I have occasionally heard the (startling) 3-syllable pronunciation. Another point is that there are really two possible 2-syllable pronunciations (at least), according to how the first vowel is spoken. For me diaper rhymes with wiper, but maybe for others it has the same first vowel as pylon.

Anonymous said...

(But still when I saw dipr I recognized it as having the dip vowel.)

John Cowan said...

As far as I know, nobody uses a three-syllable pronunciation of mirror. The issue is whether the i is long, as in merer, or short.

Jan said...

John, I meant that our Ohio pronunciation of "mirror" was "mere," one syllable, which New Englanders found mockworthy and hilarious -- didn't mean to suggest that anyone had a three-syllable version.

Jan said...

Anon (Jonathan Langsner): A publisher makes its own rules about how far to follow a logo's quirks and when to use all caps for an acronym. The Times says to upper-and-lowercase acronyms longer than four letters (Unesco, Unicef); it also writes "Ikea." AP says UNESCO. But these all-caps words look dreadful when they litter a story, and the primary rule is that the reader's comfort comes first.

Harry Campbell said...

No, OED does not show a three-syllable pronunciation of diaper, any more than it tells us that fire has two syllables or come to that three. It's called a triphthong. The presence of the schwa does not necessarily add a syllable and the question of whether it rhymes with wiper is not a matter of syllable count.

But to be honest I wouldn't advise taking OED as any kind of arbiter on pronunciation matters. Yes, it shows pronunciations, like almost any English dictionary, but that's really not its area. It's a historical dictionary whose value lies in the thousands of etymologies and citations. You don't have to look very far among the phonetic transcriptions for inconsistencies, errors, incomplete revisions, hopeless archaisms and so on. I'd recommend a specialist pronunciation dictionary such as the Longman Pronunciation Dictionary by John Wells.

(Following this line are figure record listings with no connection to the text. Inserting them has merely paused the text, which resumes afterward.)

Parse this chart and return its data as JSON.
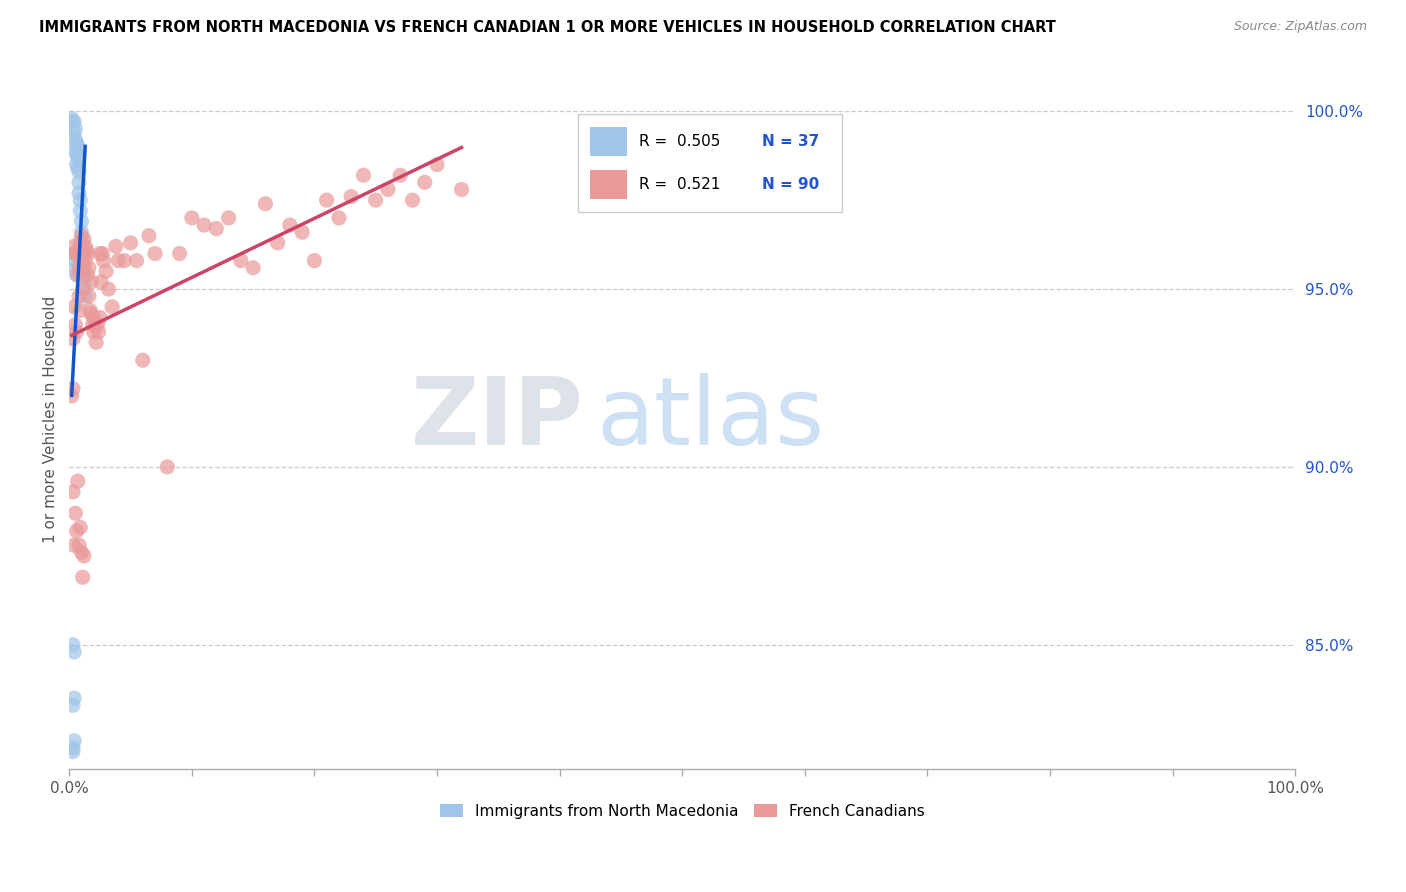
{
  "title": "IMMIGRANTS FROM NORTH MACEDONIA VS FRENCH CANADIAN 1 OR MORE VEHICLES IN HOUSEHOLD CORRELATION CHART",
  "source": "Source: ZipAtlas.com",
  "ylabel": "1 or more Vehicles in Household",
  "legend_r1": "R =  0.505",
  "legend_n1": "N = 37",
  "legend_r2": "R =  0.521",
  "legend_n2": "N = 90",
  "blue_color": "#9fc5e8",
  "pink_color": "#ea9999",
  "blue_line_color": "#1155cc",
  "pink_line_color": "#cc4466",
  "watermark_zip": "ZIP",
  "watermark_atlas": "atlas",
  "ytick_labels": [
    "100.0%",
    "95.0%",
    "90.0%",
    "85.0%"
  ],
  "ytick_values": [
    1.0,
    0.95,
    0.9,
    0.85
  ],
  "xlim": [
    0.0,
    1.0
  ],
  "ylim": [
    0.815,
    1.012
  ],
  "blue_x": [
    0.002,
    0.003,
    0.004,
    0.004,
    0.005,
    0.005,
    0.005,
    0.006,
    0.006,
    0.006,
    0.007,
    0.007,
    0.007,
    0.008,
    0.008,
    0.008,
    0.009,
    0.009,
    0.01,
    0.01,
    0.01,
    0.011,
    0.011,
    0.012,
    0.012,
    0.013,
    0.003,
    0.004,
    0.005,
    0.006,
    0.003,
    0.004,
    0.004,
    0.003,
    0.004,
    0.003,
    0.003
  ],
  "blue_y": [
    0.998,
    0.997,
    0.997,
    0.994,
    0.995,
    0.992,
    0.989,
    0.991,
    0.988,
    0.985,
    0.99,
    0.987,
    0.984,
    0.983,
    0.98,
    0.977,
    0.975,
    0.972,
    0.969,
    0.966,
    0.963,
    0.96,
    0.957,
    0.954,
    0.951,
    0.948,
    0.96,
    0.958,
    0.956,
    0.954,
    0.85,
    0.848,
    0.835,
    0.833,
    0.823,
    0.821,
    0.82
  ],
  "pink_x": [
    0.002,
    0.003,
    0.003,
    0.004,
    0.004,
    0.005,
    0.005,
    0.006,
    0.006,
    0.007,
    0.007,
    0.008,
    0.008,
    0.009,
    0.009,
    0.01,
    0.01,
    0.011,
    0.011,
    0.012,
    0.012,
    0.013,
    0.013,
    0.014,
    0.015,
    0.015,
    0.016,
    0.016,
    0.017,
    0.018,
    0.018,
    0.019,
    0.02,
    0.02,
    0.021,
    0.022,
    0.023,
    0.024,
    0.025,
    0.025,
    0.026,
    0.027,
    0.028,
    0.03,
    0.032,
    0.035,
    0.038,
    0.04,
    0.045,
    0.05,
    0.055,
    0.06,
    0.065,
    0.07,
    0.08,
    0.09,
    0.1,
    0.11,
    0.12,
    0.13,
    0.14,
    0.15,
    0.16,
    0.17,
    0.18,
    0.19,
    0.2,
    0.21,
    0.22,
    0.23,
    0.24,
    0.25,
    0.26,
    0.27,
    0.28,
    0.29,
    0.3,
    0.32,
    0.003,
    0.004,
    0.005,
    0.006,
    0.007,
    0.008,
    0.009,
    0.01,
    0.011,
    0.012
  ],
  "pink_y": [
    0.92,
    0.936,
    0.922,
    0.962,
    0.945,
    0.96,
    0.94,
    0.96,
    0.938,
    0.96,
    0.954,
    0.956,
    0.948,
    0.963,
    0.944,
    0.965,
    0.958,
    0.962,
    0.95,
    0.964,
    0.956,
    0.962,
    0.958,
    0.961,
    0.96,
    0.954,
    0.956,
    0.948,
    0.944,
    0.952,
    0.943,
    0.94,
    0.942,
    0.938,
    0.94,
    0.935,
    0.94,
    0.938,
    0.942,
    0.96,
    0.952,
    0.96,
    0.958,
    0.955,
    0.95,
    0.945,
    0.962,
    0.958,
    0.958,
    0.963,
    0.958,
    0.93,
    0.965,
    0.96,
    0.9,
    0.96,
    0.97,
    0.968,
    0.967,
    0.97,
    0.958,
    0.956,
    0.974,
    0.963,
    0.968,
    0.966,
    0.958,
    0.975,
    0.97,
    0.976,
    0.982,
    0.975,
    0.978,
    0.982,
    0.975,
    0.98,
    0.985,
    0.978,
    0.893,
    0.878,
    0.887,
    0.882,
    0.896,
    0.878,
    0.883,
    0.876,
    0.869,
    0.875
  ]
}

For the record, he does allow that a three-syllable pronunciation is possible in all such words: diaper, fire, etc etc.

Anonymous said...

Here in Britain, of course, we don't use "diaper" in the sense that Americans do. In the sense of a fabric with a repeating diamond-shaped pattern, I think most people would pronounce it with 3 syllables.

Oddly, the practice of dipping biscuits in drinks is usually described by an American word, "dunking"!

Kate (Derby, UK)

Jan said...

Harry -- yes, my description was imprecise -- thanks for the note and the recommendation. But now that I've reacquainted myself with the triphthong (lovely, lovely word), I have a question. Wouldn't "diaper" be a diphthong (dia) plus a regular syllable, since there are only two vowel sounds before the consonant?
(Also, I see you end your comment by using "three-syllable pronunciation" to describe the diphthongy "diaper," so maybe my sin was not so great?)